São R$ 45 mil por ano saindo sem aparecer em nenhum relatório. A solução não é proibir: é registrar. Cada saída de dinheiro do caixa precisa de uma linha com data, valor e motivo — inclusive quando quem retira é o dono.

  • Elimine o caixa em dinheiro solto: centralize em conta PJ e cartão corporativo.
  • Crie categorias fixas de despesa e classifique tudo em uma delas.
  • Estabeleça que compra de peça sempre entra vinculada a uma OS.
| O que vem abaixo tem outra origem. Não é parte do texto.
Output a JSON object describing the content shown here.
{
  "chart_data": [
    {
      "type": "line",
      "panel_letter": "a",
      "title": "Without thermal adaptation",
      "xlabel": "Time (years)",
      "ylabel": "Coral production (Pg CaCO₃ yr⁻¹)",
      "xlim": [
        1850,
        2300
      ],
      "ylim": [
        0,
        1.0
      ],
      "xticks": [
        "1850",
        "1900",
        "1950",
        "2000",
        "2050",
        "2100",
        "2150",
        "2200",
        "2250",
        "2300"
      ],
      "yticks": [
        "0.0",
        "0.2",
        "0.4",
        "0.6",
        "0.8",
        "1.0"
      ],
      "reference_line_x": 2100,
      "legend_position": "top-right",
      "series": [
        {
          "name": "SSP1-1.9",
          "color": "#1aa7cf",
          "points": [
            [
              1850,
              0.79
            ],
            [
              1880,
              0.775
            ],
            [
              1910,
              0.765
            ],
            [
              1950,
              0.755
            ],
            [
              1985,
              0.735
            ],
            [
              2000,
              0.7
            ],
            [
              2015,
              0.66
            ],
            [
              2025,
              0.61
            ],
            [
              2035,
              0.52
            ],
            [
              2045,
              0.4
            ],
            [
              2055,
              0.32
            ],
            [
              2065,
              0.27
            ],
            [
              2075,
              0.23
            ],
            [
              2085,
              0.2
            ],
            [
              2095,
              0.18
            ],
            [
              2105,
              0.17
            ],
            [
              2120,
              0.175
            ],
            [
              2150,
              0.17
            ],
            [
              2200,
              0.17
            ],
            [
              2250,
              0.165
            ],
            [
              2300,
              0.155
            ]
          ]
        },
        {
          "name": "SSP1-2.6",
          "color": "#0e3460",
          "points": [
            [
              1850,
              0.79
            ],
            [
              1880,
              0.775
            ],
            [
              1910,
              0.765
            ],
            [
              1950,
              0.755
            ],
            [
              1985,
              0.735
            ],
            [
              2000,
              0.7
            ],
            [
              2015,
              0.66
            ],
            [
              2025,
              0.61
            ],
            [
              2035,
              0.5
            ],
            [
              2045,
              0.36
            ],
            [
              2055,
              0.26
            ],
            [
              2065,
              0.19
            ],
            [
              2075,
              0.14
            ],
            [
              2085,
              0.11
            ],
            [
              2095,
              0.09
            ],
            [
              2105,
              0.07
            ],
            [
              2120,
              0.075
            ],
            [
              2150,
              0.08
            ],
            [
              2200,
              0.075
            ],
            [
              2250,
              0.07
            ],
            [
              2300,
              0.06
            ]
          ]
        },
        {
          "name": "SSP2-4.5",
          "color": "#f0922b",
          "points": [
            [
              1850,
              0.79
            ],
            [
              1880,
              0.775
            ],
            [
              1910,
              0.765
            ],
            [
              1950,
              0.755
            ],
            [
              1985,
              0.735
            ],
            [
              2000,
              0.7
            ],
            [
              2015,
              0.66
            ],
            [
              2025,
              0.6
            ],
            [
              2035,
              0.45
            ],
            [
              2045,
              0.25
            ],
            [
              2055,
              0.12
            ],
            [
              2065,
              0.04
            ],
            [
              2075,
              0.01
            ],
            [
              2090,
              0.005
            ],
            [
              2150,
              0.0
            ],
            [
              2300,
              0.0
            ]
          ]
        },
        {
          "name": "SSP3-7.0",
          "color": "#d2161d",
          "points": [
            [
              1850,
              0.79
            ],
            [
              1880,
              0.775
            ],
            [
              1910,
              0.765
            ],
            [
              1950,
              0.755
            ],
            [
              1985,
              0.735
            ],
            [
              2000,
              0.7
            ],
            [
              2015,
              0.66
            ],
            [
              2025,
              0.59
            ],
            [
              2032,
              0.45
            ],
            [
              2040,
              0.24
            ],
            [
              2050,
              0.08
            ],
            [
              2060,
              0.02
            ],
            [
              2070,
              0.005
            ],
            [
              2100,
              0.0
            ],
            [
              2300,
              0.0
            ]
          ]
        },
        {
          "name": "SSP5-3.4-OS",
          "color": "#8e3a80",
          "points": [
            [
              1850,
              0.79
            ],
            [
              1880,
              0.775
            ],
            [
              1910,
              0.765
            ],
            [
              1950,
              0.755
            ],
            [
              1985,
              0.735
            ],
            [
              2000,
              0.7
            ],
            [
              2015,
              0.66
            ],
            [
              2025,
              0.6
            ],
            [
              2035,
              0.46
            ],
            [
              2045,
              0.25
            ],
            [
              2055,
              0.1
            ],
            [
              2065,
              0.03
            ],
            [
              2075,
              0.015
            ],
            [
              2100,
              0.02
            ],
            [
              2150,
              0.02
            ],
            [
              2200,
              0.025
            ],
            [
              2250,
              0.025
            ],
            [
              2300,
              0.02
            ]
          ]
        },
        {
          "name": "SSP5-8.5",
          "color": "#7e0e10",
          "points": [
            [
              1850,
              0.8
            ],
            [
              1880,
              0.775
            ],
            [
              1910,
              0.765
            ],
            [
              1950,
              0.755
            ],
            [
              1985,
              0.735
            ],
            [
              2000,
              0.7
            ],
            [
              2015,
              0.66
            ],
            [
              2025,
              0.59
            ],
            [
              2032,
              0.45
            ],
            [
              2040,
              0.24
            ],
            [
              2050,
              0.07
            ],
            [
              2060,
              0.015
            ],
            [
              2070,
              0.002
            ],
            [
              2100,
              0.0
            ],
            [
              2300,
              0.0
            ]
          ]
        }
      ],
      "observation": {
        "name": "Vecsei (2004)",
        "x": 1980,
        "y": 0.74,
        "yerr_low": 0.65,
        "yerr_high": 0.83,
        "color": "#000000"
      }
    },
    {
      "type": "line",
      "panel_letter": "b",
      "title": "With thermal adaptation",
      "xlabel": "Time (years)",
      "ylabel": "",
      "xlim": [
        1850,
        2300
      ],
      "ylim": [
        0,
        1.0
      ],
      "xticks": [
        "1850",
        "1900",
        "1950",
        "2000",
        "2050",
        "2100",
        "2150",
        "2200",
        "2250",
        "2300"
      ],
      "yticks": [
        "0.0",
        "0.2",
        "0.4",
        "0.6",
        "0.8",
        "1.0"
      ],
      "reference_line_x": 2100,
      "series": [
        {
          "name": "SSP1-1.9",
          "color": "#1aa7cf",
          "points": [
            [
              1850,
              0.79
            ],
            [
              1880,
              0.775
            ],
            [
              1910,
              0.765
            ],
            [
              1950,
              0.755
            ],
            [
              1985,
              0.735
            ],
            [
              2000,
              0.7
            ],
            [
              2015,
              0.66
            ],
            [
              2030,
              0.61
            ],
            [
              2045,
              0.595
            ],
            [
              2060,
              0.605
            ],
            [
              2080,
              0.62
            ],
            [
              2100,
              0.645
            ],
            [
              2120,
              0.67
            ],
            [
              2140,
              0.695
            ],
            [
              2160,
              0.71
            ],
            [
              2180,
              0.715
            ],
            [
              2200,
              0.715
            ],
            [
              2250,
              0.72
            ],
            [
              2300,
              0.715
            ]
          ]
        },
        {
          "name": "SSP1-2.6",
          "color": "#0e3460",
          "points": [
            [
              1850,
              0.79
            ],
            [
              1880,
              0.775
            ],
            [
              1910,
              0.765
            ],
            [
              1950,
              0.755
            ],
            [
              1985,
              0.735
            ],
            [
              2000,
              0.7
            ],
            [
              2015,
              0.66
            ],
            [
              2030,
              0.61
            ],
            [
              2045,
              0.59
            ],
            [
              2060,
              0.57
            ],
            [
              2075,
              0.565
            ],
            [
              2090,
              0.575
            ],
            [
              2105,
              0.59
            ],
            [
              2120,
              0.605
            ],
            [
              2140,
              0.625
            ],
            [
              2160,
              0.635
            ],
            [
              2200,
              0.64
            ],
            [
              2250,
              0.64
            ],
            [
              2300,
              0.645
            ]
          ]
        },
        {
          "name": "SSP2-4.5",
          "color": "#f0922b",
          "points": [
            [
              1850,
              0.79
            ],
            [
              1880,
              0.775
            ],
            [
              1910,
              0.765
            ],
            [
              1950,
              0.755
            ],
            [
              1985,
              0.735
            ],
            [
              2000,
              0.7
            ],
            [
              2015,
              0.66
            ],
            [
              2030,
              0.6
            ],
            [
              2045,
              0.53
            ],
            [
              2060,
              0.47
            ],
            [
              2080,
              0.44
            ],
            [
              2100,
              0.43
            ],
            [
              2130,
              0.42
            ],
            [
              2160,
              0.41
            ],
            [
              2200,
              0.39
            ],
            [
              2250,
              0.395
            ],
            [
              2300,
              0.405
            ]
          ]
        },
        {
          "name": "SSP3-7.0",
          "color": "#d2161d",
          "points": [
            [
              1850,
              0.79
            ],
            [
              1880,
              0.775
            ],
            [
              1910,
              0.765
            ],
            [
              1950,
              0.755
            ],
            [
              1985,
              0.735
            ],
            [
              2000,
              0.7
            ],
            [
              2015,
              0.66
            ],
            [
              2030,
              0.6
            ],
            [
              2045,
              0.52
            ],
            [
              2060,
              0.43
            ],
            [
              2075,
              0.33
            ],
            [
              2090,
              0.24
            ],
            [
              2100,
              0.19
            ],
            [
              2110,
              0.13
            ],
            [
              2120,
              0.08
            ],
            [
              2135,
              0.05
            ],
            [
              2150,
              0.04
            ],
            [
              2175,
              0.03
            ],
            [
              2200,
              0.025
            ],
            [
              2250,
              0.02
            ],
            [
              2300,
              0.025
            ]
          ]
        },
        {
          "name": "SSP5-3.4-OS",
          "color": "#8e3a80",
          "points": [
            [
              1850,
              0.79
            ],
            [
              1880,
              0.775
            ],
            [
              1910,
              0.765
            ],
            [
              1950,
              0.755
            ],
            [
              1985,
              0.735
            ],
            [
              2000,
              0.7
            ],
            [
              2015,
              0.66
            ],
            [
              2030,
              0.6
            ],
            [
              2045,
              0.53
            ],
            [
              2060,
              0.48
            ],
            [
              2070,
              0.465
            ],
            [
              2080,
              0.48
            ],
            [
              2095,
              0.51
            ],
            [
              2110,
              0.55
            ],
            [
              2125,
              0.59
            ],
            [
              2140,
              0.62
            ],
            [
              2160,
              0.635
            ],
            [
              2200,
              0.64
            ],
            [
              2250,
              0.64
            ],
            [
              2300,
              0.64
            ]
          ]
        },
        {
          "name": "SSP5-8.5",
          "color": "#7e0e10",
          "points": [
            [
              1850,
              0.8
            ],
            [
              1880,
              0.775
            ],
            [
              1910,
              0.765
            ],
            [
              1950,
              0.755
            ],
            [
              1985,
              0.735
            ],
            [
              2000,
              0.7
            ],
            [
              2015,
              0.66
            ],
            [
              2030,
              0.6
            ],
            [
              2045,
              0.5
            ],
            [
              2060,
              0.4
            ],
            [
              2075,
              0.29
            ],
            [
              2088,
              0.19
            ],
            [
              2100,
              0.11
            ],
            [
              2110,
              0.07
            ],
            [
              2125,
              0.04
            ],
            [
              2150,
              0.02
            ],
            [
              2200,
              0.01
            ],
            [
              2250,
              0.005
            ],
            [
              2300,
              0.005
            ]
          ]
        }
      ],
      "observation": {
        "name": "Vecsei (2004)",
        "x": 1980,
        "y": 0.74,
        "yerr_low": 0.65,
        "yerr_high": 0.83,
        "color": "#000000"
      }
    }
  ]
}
Da OS ao caixa: cada serviço tem que fechar a conta

O caixa só bate se cada serviço fechar a própria conta: valor cobrado, peças aplicadas, hora usada e forma de recebimento. Isso nasce na ordem de serviço — veja o guia de como fazer ordem de serviço em oficina mecânica — e depende de um preço formado com critério, tema do guia de como precificar serviços de oficina mecânica.

  1. Toda peça aplicada é baixada na OS com o custo de compra, não só com o preço de venda.
  2. A OS registra a forma de pagamento e o prazo de recebimento.
  3. No fechamento, compare cobrado x custo: o resultado por OS é a margem real do serviço.
  4. Serviços com margem abaixo do mínimo aceitável entram na revisão de preço do mês seguinte.

Exemplo: OS de R$ 1.100 com R$ 520 de peça e 3,5 horas de mão de obra deixou R$ 580 brutos. Se o custo-hora da oficina é R$ 95, os R$ 332 de custo de bancada reduzem a margem real para R$ 248 — 22,5%. Sem esse fechamento por OS, essa conta nunca aparece.

Quando a planilha para de dar conta

Planilha resolve enquanto o volume é baixo e uma pessoa só faz o lançamento. Ela quebra em pontos previsíveis.

  • Mais de 60 a 80 OSs por mês: o lançamento manual atrasa e o caixa perde credibilidade.
  • Duas ou mais pessoas lançando: versões diferentes do mesmo arquivo.
  • Parcelamento no cartão: controlar recebimento futuro em planilha vira fonte de erro.
  • Estoque vinculado ao serviço: a planilha não baixa peça automaticamente na OS.
  • Necessidade de ver margem por serviço, e não só saldo do mês.

O sinal mais claro é o tempo: se você gasta mais de 4 horas por semana lançando e conferindo, o custo dessa hora já paga um sistema que integra OS, estoque e financeiro.

Por onde começar

  1. Semana 1: abra/ative a conta PJ e passe todo recebimento da oficina para ela.
  2. Semana 2: defina o pró-labore com data fixa e pare de pagar despesa pessoal pela empresa.
  3. Semana 3: comece o fluxo de caixa diário, lançando cartão pela data de recebimento.
  4. Semana 4: registre toda saída pequena por categoria e meça o vazamento real do mês.
  5. Mês 2: feche a margem por OS e compare com o preço praticado; ajuste o que estiver abaixo do mínimo.

Em 60 dias você deixa de perguntar "quanto sobrou?" e passa a saber, no dia 10, quanto vai sobrar no dia 30 — que é o que separa oficina que cresce de oficina que só gira.